How To Build Free Will Into Artificial Neural Networks Using A Worm Brain As A Model
In March of 2015, there was a fascinating study published in Cell, conducted by Rockefeller University. The study was a brain analysis of a worm, specifically how a single stimulus can trigger different responses in a worm. This may have huge ramifications for artificial intelligence and thinking machines.
A worm is not burdened with a whole lot of neural nets. This particular specimen ( Caenorhabditis elegans ) has 302 neurons and about 7,000 synapses or connections between the neurons. This microscopic worm was the first to have its entire connectome, or neural wiring diagram completely detailed. The researchers found that if a worm is offered an enticing food smell, it usually stops to investigate. However it doesn't stop all of the time.
There are three neurons in the worm brain that signals the body to a food detour. The collective state of these neurons determine the likelihood of the worm doing a fast food drive through. By stimulating the states of the various permutations and combinations of the three neurons, the researchers could figure out the truth table of meal motivation.

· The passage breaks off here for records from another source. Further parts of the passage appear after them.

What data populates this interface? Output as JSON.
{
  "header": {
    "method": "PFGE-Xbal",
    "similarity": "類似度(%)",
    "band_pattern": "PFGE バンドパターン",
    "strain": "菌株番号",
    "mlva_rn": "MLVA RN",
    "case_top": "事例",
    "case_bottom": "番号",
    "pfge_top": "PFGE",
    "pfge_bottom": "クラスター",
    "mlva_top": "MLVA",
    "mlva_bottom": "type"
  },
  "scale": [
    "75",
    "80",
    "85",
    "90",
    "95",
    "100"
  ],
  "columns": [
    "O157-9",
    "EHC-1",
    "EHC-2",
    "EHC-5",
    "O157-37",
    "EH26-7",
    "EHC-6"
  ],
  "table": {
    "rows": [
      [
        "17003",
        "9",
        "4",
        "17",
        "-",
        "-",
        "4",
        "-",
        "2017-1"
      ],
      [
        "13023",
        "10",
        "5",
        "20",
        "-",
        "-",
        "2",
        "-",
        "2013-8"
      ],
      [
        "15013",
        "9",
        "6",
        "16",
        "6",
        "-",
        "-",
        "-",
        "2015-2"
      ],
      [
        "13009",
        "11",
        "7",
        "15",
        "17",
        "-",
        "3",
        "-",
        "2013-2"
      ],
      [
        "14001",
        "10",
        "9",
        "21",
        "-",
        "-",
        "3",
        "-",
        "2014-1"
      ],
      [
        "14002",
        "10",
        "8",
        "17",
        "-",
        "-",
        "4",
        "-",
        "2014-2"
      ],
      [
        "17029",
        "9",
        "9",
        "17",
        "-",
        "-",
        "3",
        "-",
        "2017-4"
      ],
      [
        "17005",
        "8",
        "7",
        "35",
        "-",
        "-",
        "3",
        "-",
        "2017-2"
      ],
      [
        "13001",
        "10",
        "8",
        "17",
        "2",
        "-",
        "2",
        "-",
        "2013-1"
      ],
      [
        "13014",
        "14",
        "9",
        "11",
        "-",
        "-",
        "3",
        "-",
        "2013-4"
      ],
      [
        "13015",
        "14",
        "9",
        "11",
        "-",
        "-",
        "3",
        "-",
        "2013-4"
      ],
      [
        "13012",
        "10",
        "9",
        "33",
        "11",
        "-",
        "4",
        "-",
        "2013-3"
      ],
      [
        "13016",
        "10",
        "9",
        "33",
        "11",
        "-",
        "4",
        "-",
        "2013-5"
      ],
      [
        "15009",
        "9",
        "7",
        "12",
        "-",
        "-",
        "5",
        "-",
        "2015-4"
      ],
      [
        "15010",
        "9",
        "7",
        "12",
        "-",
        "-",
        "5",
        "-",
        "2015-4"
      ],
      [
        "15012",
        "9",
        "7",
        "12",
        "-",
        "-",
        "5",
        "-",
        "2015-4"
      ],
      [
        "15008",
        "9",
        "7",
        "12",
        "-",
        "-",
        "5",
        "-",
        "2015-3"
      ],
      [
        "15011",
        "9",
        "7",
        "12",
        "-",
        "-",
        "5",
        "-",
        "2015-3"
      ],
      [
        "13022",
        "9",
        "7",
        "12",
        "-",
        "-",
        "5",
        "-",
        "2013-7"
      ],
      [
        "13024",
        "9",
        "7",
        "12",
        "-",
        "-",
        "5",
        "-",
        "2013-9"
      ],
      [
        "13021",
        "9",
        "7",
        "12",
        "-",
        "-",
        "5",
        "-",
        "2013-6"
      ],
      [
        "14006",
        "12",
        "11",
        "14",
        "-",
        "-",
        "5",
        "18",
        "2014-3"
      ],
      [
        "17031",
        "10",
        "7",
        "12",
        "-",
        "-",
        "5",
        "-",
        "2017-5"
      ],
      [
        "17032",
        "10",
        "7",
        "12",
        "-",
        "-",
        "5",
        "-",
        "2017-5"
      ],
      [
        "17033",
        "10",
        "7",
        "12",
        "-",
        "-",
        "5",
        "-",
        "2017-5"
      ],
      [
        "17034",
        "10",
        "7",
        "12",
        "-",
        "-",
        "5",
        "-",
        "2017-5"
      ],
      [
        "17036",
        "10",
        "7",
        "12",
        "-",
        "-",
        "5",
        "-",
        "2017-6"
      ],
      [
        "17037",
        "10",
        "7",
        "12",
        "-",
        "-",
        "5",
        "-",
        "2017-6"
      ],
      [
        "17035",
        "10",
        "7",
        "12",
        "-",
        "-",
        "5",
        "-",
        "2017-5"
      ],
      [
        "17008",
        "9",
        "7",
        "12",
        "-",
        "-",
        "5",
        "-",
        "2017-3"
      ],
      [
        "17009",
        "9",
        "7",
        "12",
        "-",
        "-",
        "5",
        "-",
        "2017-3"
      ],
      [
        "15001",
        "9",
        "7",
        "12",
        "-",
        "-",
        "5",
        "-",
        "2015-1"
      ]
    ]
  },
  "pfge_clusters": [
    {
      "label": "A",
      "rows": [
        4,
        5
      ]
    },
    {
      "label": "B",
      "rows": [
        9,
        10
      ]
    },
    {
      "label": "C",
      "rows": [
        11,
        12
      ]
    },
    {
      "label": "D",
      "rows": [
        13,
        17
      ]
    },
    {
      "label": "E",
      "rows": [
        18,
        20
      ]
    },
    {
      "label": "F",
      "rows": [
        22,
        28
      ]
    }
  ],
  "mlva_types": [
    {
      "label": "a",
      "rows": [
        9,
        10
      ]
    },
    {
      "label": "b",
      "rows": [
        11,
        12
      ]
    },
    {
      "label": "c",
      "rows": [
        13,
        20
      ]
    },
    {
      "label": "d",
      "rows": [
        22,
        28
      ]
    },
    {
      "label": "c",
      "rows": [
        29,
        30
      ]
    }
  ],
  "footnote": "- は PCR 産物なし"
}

If the worm had no free will, then every time it got a whiff of isoamyl alcohol, it would head for the feeding trough. But it doesn't. AIB is the context monitor. It checks out the state of the network, and determines whether RIM & AVA will play. If they won't, AIB won't play either, and the food is ignored.
The human analogy that the researcher gave was that you would get a hunger pang, and you have to cross the street to get food at the restaurant. However if the AIB equivalent fired when it was activated when it was unpleasantly cold and you didn't want to suffer the discomfort, you ignored the hunger pang.
This is really interesting in many ways for machine learning application. In an earlier blog posting, which you can read here, I outlined how Dr. Stephen Thaler, an early pioneer of machine intelligence in design, used perturbations in neural nets to cause them to design creative things. His example was a coffee mug. Thaler used death as a perturbation -- he would randomly kill neurons and the crippled neural network produced the perturbations that created non-linear, creative outputs. In my blog posting, I posited that instead of killing neurons, one method was to do synaptic pruning -- just killing some connections between the neurons.
In another blog posting, which you can read here, I postulated other forms of perturbations and confabulations as a method for machine thinking and creativity. They include substitution, insertion, deletion and frameshift of neurons in the network.
Thaler's genius, I think, is the supervisory circuits of the neural networks. He used them to funnel the outputs of perturbed and confabulated networks into a coherent design. Not only can they do creative work, but extrapolating with what was shown with the worm neurons, they can also add free will -- a degree of randomness in behavior that precludes hardwired behavior.
The bottom line is that the AIB neuron in the worm evaluates the context of the neural stimulations, but what if, instead of just a contextual neuron, you plugged in a Thaler-like supervisory network? You could add a pseudo-wave function of endless eigenstates and the resultant outcome would be the collapse of the function into a single eigenstate or action, due to the output of the supervisory context evaluator network.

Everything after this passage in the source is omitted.